One way is to buy paper bonds with your tax refund. Using Form 8888, you can buy anywhere from $50 to $5,000 worth of Series I bonds per person, per year. You can even use your tax refund to buy them for other people, such as your children.
However, buying digital Series I bonds through the TreasuryDirect website is more common. This allows you to track exactly how much your bonds are worth at any given time.
“Buying them through the TreasuryDirect website is going to be easier for most people,” says Stanich. “They’re already accessing all of their other accounts online, so this just adds to the list.”
Here’s how to buy a Series I bond through the website.
1. Open a TreasuryDirect.gov Account
Go to https://www.treasurydirect.gov and click “Log In” if you already have an account, or “Open a New Account” if this is your first time registering.
To open a new account, you’ll need the following:
- A taxpayer identification number (this could be an SSN or an EIN).
- An address of record within the U.S.
- A checking or savings account
- An email address
- Personal information for the person or company for whom you are registering the account, such as name, birthdate, etc.
2. Choose BuyDirect
Once you have your account, you can log in and choose “BuyDirect”. Then you can confirm that you’re buying Series I bonds and click “Submit”.
3. Complete the Rest of the Application
The last step is confirming the value of the bond you’d like to purchase and how it will be registered.
For digital Series I bonds purchased through TreasuryDirect, you can purchase any amount from $25 to $10,000 per year, per tax identification number. If you are gifting the bond to someone else, that amount counts under their SSN.

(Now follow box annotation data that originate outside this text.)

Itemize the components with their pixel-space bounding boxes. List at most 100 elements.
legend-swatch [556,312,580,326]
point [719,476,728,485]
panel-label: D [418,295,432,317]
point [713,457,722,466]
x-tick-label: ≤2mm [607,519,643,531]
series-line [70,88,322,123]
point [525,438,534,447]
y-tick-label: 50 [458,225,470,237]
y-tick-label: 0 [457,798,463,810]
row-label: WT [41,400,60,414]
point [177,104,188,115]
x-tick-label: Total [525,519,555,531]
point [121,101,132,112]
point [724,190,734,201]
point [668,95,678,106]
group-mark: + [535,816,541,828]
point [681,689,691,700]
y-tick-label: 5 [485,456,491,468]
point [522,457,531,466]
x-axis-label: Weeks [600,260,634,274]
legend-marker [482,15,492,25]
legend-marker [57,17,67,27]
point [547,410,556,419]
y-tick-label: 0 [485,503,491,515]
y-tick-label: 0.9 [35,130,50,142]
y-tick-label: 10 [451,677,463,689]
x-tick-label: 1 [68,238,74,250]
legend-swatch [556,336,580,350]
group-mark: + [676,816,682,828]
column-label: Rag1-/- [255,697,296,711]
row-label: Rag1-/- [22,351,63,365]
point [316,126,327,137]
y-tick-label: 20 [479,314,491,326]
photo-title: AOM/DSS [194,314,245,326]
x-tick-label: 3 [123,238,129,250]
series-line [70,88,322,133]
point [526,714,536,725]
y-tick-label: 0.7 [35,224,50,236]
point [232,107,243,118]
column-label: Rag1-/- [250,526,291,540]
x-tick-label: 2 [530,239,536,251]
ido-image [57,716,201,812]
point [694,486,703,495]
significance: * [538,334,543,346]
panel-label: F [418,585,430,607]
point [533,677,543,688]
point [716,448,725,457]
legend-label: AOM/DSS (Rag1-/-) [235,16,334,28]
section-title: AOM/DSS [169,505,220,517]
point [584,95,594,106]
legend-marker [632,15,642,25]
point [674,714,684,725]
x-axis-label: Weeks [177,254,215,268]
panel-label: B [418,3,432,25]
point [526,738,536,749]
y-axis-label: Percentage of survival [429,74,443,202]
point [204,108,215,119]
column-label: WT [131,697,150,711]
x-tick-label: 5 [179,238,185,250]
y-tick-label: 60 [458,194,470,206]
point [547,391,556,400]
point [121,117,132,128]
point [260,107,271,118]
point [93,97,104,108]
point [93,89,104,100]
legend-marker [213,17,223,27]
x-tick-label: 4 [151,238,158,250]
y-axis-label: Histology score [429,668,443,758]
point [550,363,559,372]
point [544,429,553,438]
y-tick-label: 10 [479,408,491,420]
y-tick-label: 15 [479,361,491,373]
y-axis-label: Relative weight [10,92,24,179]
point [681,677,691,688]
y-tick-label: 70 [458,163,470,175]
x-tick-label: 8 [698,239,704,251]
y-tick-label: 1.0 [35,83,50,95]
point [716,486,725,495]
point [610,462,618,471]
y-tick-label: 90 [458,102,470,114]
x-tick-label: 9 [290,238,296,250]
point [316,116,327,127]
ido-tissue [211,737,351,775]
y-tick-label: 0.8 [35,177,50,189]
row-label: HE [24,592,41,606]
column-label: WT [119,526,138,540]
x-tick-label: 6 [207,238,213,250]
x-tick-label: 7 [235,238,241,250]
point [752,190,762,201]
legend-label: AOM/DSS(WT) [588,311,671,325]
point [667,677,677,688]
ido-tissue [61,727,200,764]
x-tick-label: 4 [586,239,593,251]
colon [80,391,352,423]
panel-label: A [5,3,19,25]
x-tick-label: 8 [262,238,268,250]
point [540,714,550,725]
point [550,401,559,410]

You can register the bond under a single owner, an owner with a beneficiary, or two co-owners.
Frequently asked questions about Series I bonds
Are Series I savings bonds taxable?
Interest from Series I bonds is subject to federal taxes, but not state or local taxes. You can avoid federal taxes as well if the proceeds are used for qualified education expenses in the year in which you redeem the bond.
Are Series I bonds a good investment?
Series I bonds can be a great way to earn a higher interest rate than savings accounts and CDs over short to medium periods, while still maintaining the same level of safety. Over long periods, you are likely to earn higher returns from a diversified portfolio of stocks and bonds.
How long do you have to hold Series I bonds?
You have to hold Series I bonds for at least one year. If you redeem your bond earlier than five years after purchase, there is a penalty of three months’ worth of interest. They reach maturity after 30 years.